868 Post St., S.F., 415-928-5661, www.infiore.net
Elliott loved International Orange when it opened; now she collaborates with Darland on a body-care line for the spa and oversees its retail shop. She met Dick at the spa and Yagi at an IO art exhibition Elliott curated. She travels with Darland and Dick to Darland's family's organic farm in New Mexico to harvest herbs and flowers used in spa products. Currently, she and Yagi are collaborating on a new line of balms, and she and Dick convene daily for “crabby hour” (often topped off by a glass of Japanese Orion beer)—their boutiques are neighbors.
Cofounder, Chariots on Fire boutique and design shop
Ritsuko Yagi has an eye for artifacts that's taken her one step farther than even her father, Tamotsu Yagi, the famed graphic designer, known for his vast collections of natural specimens. Along with her business partner, Oriana Reich, Yagi has compiled a collection of home design objects and vintage jet jewelry (made of dense black coal during the Victorian era), and she has exquisite taste for the best new bauble designs and the prized wares of those who traffic in ephemera. “I'm a finder and gatherer,” says Yagi, who was raised in San Francisco and has the poise of a dancer (she trained seriously at the San Francisco Ballet School into her teens). “I'm constantly selecting, editing, displaying.” Says Elliott, “Ritz takes her time and likes to contemplate things. Her work is always thoughtful and beautiful.”

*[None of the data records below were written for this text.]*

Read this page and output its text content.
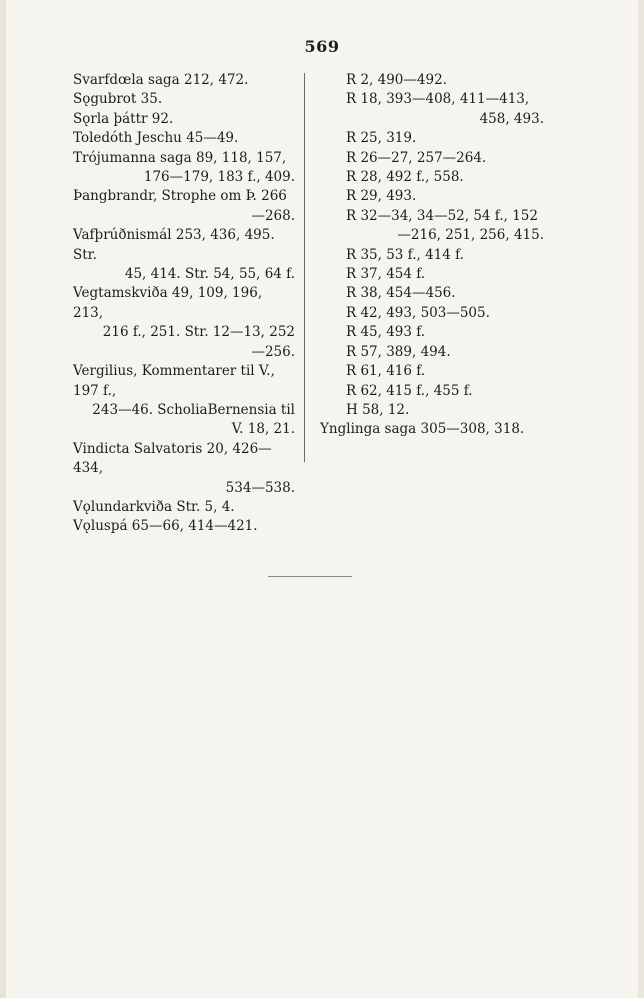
569
Svarfdœla saga 212, 472.
Sǫgubrot 35.
Sǫrla þáttr 92.
Toledóth Jeschu 45—49.
Trójumanna saga 89, 118, 157,
176—179, 183 f., 409.
Þangbrandr, Strophe om Þ. 266
—268.
Vafþrúðnismál 253, 436, 495. Str.
45, 414. Str. 54, 55, 64 f.
Vegtamskviða 49, 109, 196, 213,
216 f., 251. Str. 12—13, 252
—256.
Vergilius, Kommentarer til V., 197 f.,
243—46. ScholiaBernensia til
V. 18, 21.
Vindicta Salvatoris 20, 426—434,
534—538.
Vǫlundarkviða Str. 5, 4.
Vǫluspá 65—66, 414—421.
R 2, 490—492.
R 18, 393—408, 411—413,
458, 493.
R 25, 319.
R 26—27, 257—264.
R 28, 492 f., 558.
R 29, 493.
R 32—34, 34—52, 54 f., 152
—216, 251, 256, 415.
R 35, 53 f., 414 f.
R 37, 454 f.
R 38, 454—456.
R 42, 493, 503—505.
R 45, 493 f.
R 57, 389, 494.
R 61, 416 f.
R 62, 415 f., 455 f.
H 58, 12.
Ynglinga saga 305—308, 318.
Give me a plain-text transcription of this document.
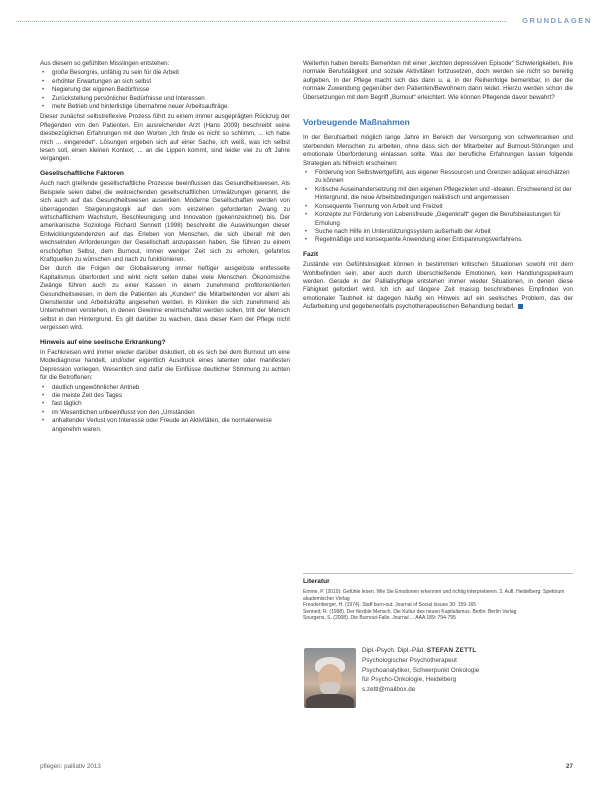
GRUNDLAGEN

Aus diesem so gefühlten Misslingen entstehen:

• große Besorgnis, unfähig zu sein für die Arbeit
• erhöhter Erwartungen an sich selbst
• Negierung der eigenen Bedürfnisse
• Zurückstellung persönlicher Bedürfnisse und Interessen
• mehr Betrieb und hinterlistige Übernahme neuer Arbeitsaufträge.

Dieser zunächst selbstreflexive Prozess führt zu einem immer ausgeprägten Rückzug der Pflegenden von den Patienten. Ein ausreichender Arzt (Hans 2009) beschreibt seine diesbezüglichen Erfahrungen mit den Worten „Ich finde es nicht so schlimm, ... ich habe mich ... eingeredet“. Lösungen ergeben sich auf einer Sache, ich weiß, was ich selbst lesen soll, einen kleinen Kontext, ... an die Lippen kommt, sind leider viel zu oft Jahre vergangen.

Gesellschaftliche Faktoren

Auch nach greifende gesellschaftliche Prozesse beeinflussen das Gesundheitswesen. Als Beispiele seien dabei die weitreichenden gesellschaftlichen Umwälzungen genannt, die sich auch auf das Gesundheitswesen auswirken. Moderne Gesellschaften werden von überragenden Steigerungslogik auf den vom einzelnen geforderten Zwang zu wirtschaftlichem Wachstum, Beschleunigung und Innovation (gekennzeichnet) bis. Der amerikanische Soziologe Richard Sennett (1998) beschreibt die Auswirkungen dieser Entwicklungstendenzen auf das Erleben von Menschen, die sich überall mit den wechselnden Anforderungen der Gesellschaft anzupassen haben. Sie führen zu einem erschöpften Selbst, dem Burnout, immer weniger Zeit sich zu erholen, gefahrlos Kraftquellen zu wünschen und nach zu funktionieren.

Der durch die Folgen der Globalisierung immer heftiger ausgelöste entfesselte Kapitalismus überfordert und wirkt nicht selten dabei viele Menschen. Ökonomische Zwänge führen auch zu einer Kassen in einem zunehmend profitorientierten Gesundheitswesen, in dem die Patienten als „Kunden“ die Mitarbeitenden vor allem als Dienstleister und Arbeitskräfte angesehen werden. In Kliniken die sich zunehmend als Unternehmen verstehen, in denen Gewinne erwirtschaftet werden sollen, tritt der Mensch selbst in den Hintergrund. Es gilt darüber zu wachen, dass dieser Kern der Pflege nicht vergessen wird.

Hinweis auf eine seelische Erkrankung?

In Fachkreisen wird immer wieder darüber diskutiert, ob es sich bei dem Burnout um eine Modediagnose handelt, und/oder eigentlich Ausdruck eines latenten oder manifesten Depression vorliegen. Wesentlich sind dafür die Einflüsse deutlicher Stimmung zu achten für die Betroffenen:

• deutlich ungewöhnlicher Antrieb
• die meiste Zeit des Tages
• fast täglich
• im Wesentlichen unbeeinflusst von den „Umständen
• anhaltender Verlust von Interesse oder Freude an Aktivitäten, die normalerweise angenehm waren.

Weiterhin haben bereits Bemerkten mit einer „leichten depressiven Episode“ Schwierigkeiten, ihre normale Berufstätigkeit und soziale Aktivitäten fortzusetzen, doch werden sie nicht so bereitig aufgeben. In der Pflege macht sich das dann u. a. in der Reihenfolge bemerkbar, in der die normale Zuwendung gegenüber den Patienten/Bewohnern dann leidet. Hierzu werden schon die Übersetzungen mit dem Begriff „Burnout“ erleichtert. Wie können Pflegende davor bewahrt?

Vorbeugende Maßnahmen

In der Berufsarbeit möglich lange Jahre im Bereich der Versorgung von schwerkranken und sterbenden Menschen zu arbeiten, ohne dass sich der Mitarbeiter auf Burnout-Störungen und emotionale Überforderung einlassen sollte. Was der berufliche Erfahrungen lassen folgende Strategien als hilfreich erscheinen:

• Förderung von Selbstwertgefühl, aus eigener Ressourcen und Grenzen adäquat einschätzen zu können
• Kritische Auseinandersetzung mit den eigenen Pflegezielen und -idealen. Erschwerend ist der Hintergrund, die neue Arbeitsbedingungen realistisch und angemessen
• Konsequente Trennung von Arbeit und Freizeit
• Konzepte zur Förderung von Lebensfreude „Gegenkraft“ gegen die Berufsbelastungen für Erholung
• Suche nach Hilfe im Unterstützungssystem außerhalb der Arbeit
• Regelmäßige und konsequente Anwendung einer Entspannungsverfahrens.
Fazit

Zustände von Gefühlslosigkeit können in bestimmten kritischen Situationen sowohl mit dem Wohlbefinden sein, aber auch durch überschießende Emotionen, kein Handlungsspielraum werden. Gerade in der Palliativpflege entstehen immer wieder Situationen, in denen diese Fähigkeit gefordert wird. Ich ich auf längere Zeit massig beschriebenes Empfinden von emotionaler Taubheit ist dagegen häufig ein Hinweis auf ein seelisches Problem, das der Aufarbeitung und gegebenenfalls psychotherapeutischen Behandlung bedarf.

Literatur

Emme, P. (2010): Gefühle lesen. Wie Sie Emotionen erkennen und richtig interpretieren. 2. Aufl. Heidelberg: Spektrum akademischer Verlag

Freudenberger, H. (1974). Staff burn-out. Journal of Social Issues 30: 159-165

Sennett, R. (1998). Der flexible Mensch. Die Kultur des neuen Kapitalismus. Berlin: Berlin Verlag

Sourgens, S. (2008). Die Burnout-Falle. Journal ... AAA 189: 794-795

Dipl.-Psych. Dipl.-Päd. STEFAN ZETTL
Psychologischer Psychotherapeut
Psychoanalytiker, Schwerpunkt Onkologie
für Psycho-Onkologie, Heidelberg
s.zettl@mailbox.de
pflegen: palliativ 2013	27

Indeed, what's striking about Chariots on Fire, Yagi's new retail shop in the front section of Tamotsu Yagi Design, is the display. In addition to hard-to-find books and zakka (Japanese for chic household ephemera), she carries exclusive jewelry by London-based Scott Wilson (who collaborates with fashion designer Hussein Chalayan), Natalia Brilli (known for her wrapped leather pendants shaped into beetles, peapods, and other unexpected objects), and Jacqueline Cullen (whose modern designs include rings of Whitby jet with flecks of 24-karat gold). Also on hand is Yagi's carefully compiled collection of vintage jewels set in intricate designs carved from Victorian jet and vulcanite, a hard rubber made to resemble precious jet. The necklaces, bracelets, and rings sit atop piles of precisely cut stacks of white cardstock on Prouvé tables. “I need variety,” she admits. “I want to be rebellious, rather than carry the same things all the time.”

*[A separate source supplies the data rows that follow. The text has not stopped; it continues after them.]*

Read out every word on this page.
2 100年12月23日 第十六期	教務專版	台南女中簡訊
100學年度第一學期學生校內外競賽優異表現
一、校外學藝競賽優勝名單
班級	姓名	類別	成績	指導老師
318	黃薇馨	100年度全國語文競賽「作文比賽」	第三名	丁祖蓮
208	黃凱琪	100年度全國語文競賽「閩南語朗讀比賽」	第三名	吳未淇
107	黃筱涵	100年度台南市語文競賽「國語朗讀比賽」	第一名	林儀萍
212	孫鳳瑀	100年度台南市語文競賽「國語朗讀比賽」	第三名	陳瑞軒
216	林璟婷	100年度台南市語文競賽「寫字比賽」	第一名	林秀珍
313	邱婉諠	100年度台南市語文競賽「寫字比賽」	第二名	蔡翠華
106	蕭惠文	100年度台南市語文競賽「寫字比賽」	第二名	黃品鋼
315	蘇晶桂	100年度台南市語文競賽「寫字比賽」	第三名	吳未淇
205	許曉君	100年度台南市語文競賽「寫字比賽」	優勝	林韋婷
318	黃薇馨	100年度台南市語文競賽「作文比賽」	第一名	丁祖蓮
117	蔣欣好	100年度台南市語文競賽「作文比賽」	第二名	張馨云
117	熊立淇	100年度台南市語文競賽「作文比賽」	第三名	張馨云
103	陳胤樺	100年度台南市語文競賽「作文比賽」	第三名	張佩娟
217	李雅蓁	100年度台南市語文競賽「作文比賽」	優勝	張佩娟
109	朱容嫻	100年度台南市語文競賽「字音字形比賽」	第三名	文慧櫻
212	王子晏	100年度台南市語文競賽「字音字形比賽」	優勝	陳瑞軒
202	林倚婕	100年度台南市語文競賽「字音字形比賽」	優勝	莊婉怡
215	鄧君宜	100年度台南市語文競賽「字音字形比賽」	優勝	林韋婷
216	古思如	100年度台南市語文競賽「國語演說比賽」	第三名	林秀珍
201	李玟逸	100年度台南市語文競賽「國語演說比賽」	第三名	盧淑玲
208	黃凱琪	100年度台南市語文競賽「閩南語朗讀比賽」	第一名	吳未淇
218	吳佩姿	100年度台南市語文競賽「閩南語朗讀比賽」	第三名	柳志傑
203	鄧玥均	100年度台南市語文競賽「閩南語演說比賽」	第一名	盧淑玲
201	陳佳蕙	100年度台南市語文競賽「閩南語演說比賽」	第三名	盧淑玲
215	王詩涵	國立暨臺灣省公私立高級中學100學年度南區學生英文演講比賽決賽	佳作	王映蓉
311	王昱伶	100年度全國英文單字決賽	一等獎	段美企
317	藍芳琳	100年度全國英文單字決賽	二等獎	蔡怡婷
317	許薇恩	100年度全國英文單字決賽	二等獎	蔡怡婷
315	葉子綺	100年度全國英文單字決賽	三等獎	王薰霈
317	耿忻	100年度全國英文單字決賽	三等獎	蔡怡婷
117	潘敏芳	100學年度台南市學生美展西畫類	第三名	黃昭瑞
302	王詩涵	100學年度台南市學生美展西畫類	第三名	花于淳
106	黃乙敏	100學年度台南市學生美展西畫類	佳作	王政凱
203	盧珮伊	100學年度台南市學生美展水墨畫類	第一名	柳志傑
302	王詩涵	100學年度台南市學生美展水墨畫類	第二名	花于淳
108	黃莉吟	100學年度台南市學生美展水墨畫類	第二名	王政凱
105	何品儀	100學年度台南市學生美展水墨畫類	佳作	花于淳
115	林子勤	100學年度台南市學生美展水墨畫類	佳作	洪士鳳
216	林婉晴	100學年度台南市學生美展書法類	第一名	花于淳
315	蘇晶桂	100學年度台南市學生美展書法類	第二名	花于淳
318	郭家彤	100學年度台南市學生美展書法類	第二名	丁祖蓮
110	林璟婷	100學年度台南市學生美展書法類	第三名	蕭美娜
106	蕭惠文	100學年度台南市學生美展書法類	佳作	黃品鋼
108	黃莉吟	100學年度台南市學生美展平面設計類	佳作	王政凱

Her father's daughter, Yagi also continues her graphic design work. But she loves the diversion of visitors at her new space. Like her friends' boutiques, Chariots on Fire functions as a sort of design “genius bar,” where she helps customers indulge their passions one-on-one. “Just meeting the people makes having the shop great,” she says. “The characters here are different from other cities. You're not going to find someone going into a little boutique in New York to linger for an hour to chat about a necklace.” Yagi says that while eBay is useful, it doesn't provide the history of a bauble or let a prospective customer feel the weight of a charm or bracelet. “In the age of the Internet, it's all about the experience of coming into the shop.”
893a Folsom St., S.F., 415-623-9230, www.chariotsonfire.com
Yagi has known and worked with Dick for almost a decade; when she was near graduation from Central Saint Martins College of Art and Design in 2000, he flew to London to help her sew her final project. She and Elliott had counters at Harput's Market when Dick was creative director there. She sells jewelry and objects in her retail space that reflect an obsession for ephemera inspired by her father. Yagi is currently designing the packaging for Elliott's line of creams and healing solutions created for chefs, slated to launch at Boulette's Larder this fall.